Tâche de candidature
Choisissez une tâche de planification sur laquelle vous avez travaillé vous-même (ou imaginaire). (1) Divisez les sous-étapes de la tâche en zones vertes/jaunes/rouges et notez-les dans un tableau. (2) Produisez un croquis d'IA en utilisant le premier modèle ci-dessus pour une sous-tâche dans la région jaune. (3) Écrivez en une phrase ce que vous ferez concrètement dans ce plan pour chacune des cinq couches de vérification. (4) « Qui ou quoi manque-t-il ? » Donnez une réponse à la question dans le cadre de cette tâche.
liste de contrôle
- [ ] J'ai placé la tâche dans la zone verte/jaune/rouge.

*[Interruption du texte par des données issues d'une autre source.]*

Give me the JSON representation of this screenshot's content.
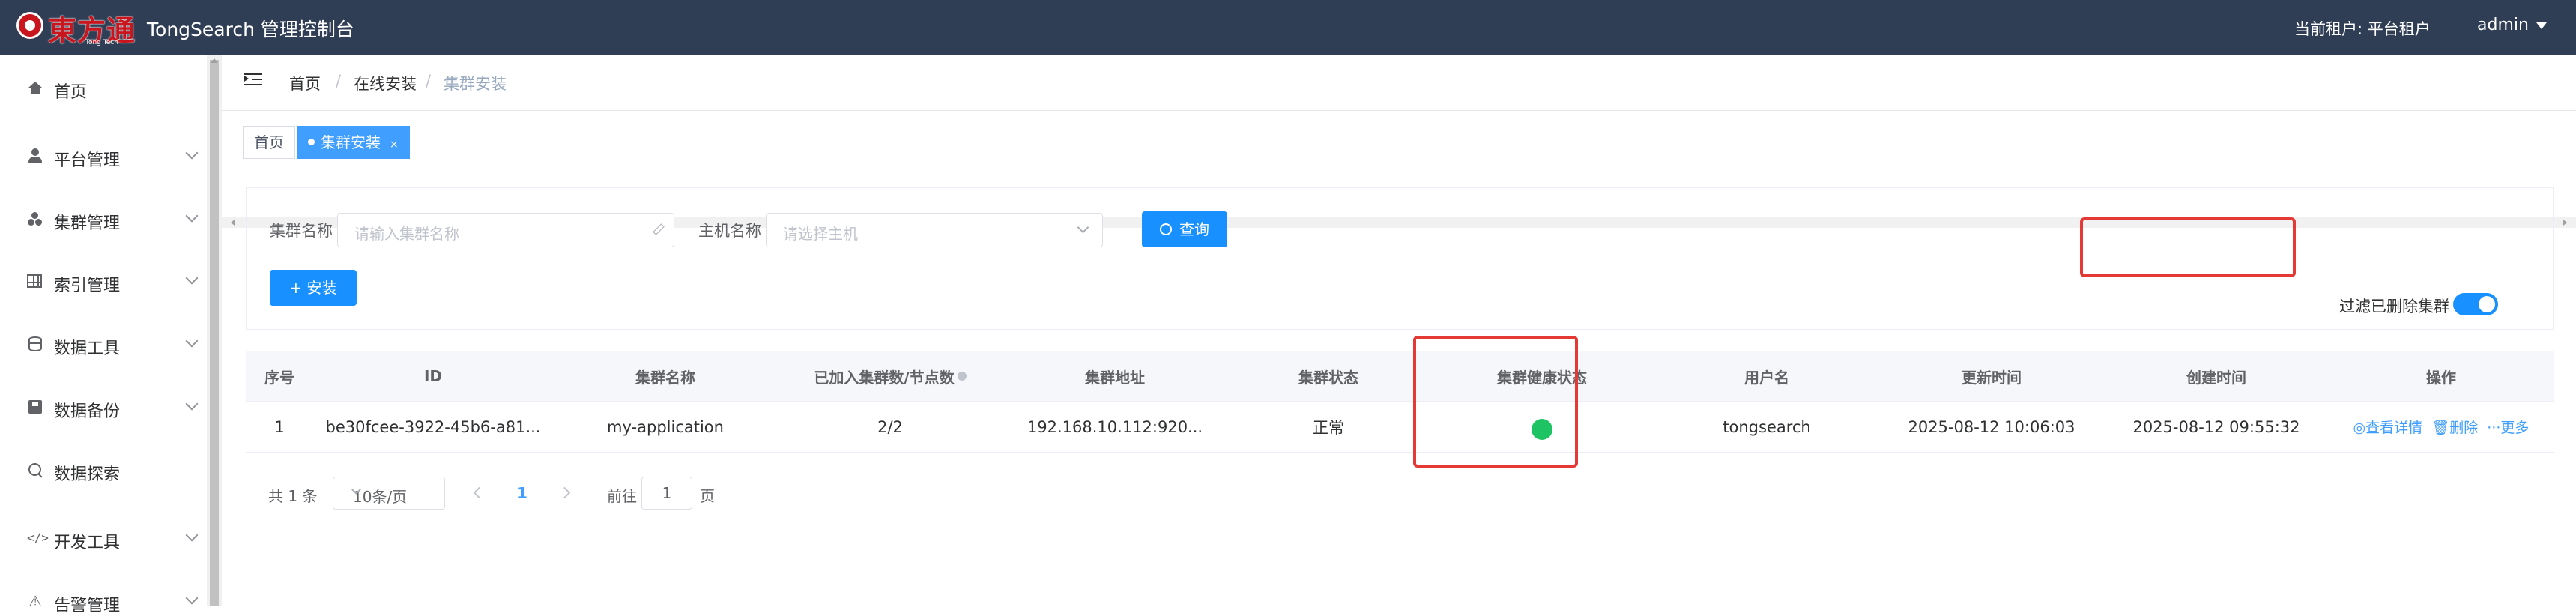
{
  "header": {
    "logo_text": "東方通",
    "logo_sub": "Tong Tech",
    "app_title": "TongSearch 管理控制台",
    "tenant_label": "当前租户:",
    "tenant_value": "平台租户",
    "user": "admin"
  },
  "sidebar": {
    "items": [
      {
        "label": "首页",
        "icon": "home-icon"
      },
      {
        "label": "平台管理",
        "icon": "user-icon"
      },
      {
        "label": "集群管理",
        "icon": "cluster-icon"
      },
      {
        "label": "索引管理",
        "icon": "grid-icon"
      },
      {
        "label": "数据工具",
        "icon": "database-icon"
      },
      {
        "label": "数据备份",
        "icon": "save-icon"
      },
      {
        "label": "数据探索",
        "icon": "search-icon"
      },
      {
        "label": "开发工具",
        "icon": "code-icon"
      },
      {
        "label": "告警管理",
        "icon": "alert-icon"
      }
    ]
  },
  "breadcrumb": {
    "items": [
      "首页",
      "在线安装",
      "集群安装"
    ]
  },
  "tags": {
    "home": "首页",
    "active": "集群安装",
    "close": "×"
  },
  "search": {
    "cluster_name_label": "集群名称",
    "cluster_name_placeholder": "请输入集群名称",
    "host_name_label": "主机名称",
    "host_name_placeholder": "请选择主机",
    "query_button": "查询",
    "install_button": "+ 安装",
    "filter_label": "过滤已删除集群",
    "filter_on": true
  },
  "table": {
    "columns": [
      "序号",
      "ID",
      "集群名称",
      "已加入集群数/节点数",
      "集群地址",
      "集群状态",
      "集群健康状态",
      "用户名",
      "更新时间",
      "创建时间",
      "操作"
    ],
    "rows": [
      {
        "index": "1",
        "id": "be30fcee-3922-45b6-a81...",
        "name": "my-application",
        "nodes": "2/2",
        "address": "192.168.10.112:920...",
        "status": "正常",
        "health_color": "#1ec463",
        "username": "tongsearch",
        "updated": "2025-08-12 10:06:03",
        "created": "2025-08-12 09:55:32",
        "ops": [
          "查看详情",
          "删除",
          "更多"
        ]
      }
    ]
  },
  "pagination": {
    "total": "共 1 条",
    "page_size": "10条/页",
    "current_page": "1",
    "goto_prefix": "前往",
    "goto_value": "1",
    "goto_suffix": "页"
  },
  "colors": {
    "header_bg": "#2f3e55",
    "primary": "#1890ff",
    "highlight": "#e53935",
    "health": "#1ec463"
  }
}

- [ ] Je n'ai pas laissé les décisions de zone rouge à l'IA ; Je l'ai référé au processus expert et officiel.
- [ ] J'ai anonymisé le contexte ; Je n'ai pas téléchargé de données confidentielles sans réfléchir.
- [ ] J'ai confirmé chaque numéro, taux, coordonnée et référence législative de la source officielle.
- [ ] "Qui ou quoi manque-t-il ?" J'ai posé la question; J'ai vérifié la représentation et les préjugés.
- [ ] J'ai enregistré la trace de vérification.
- [ ] J'ai marqué la sortie de l'IA comme brouillon, je ne l'ai pas utilisée comme document officiel.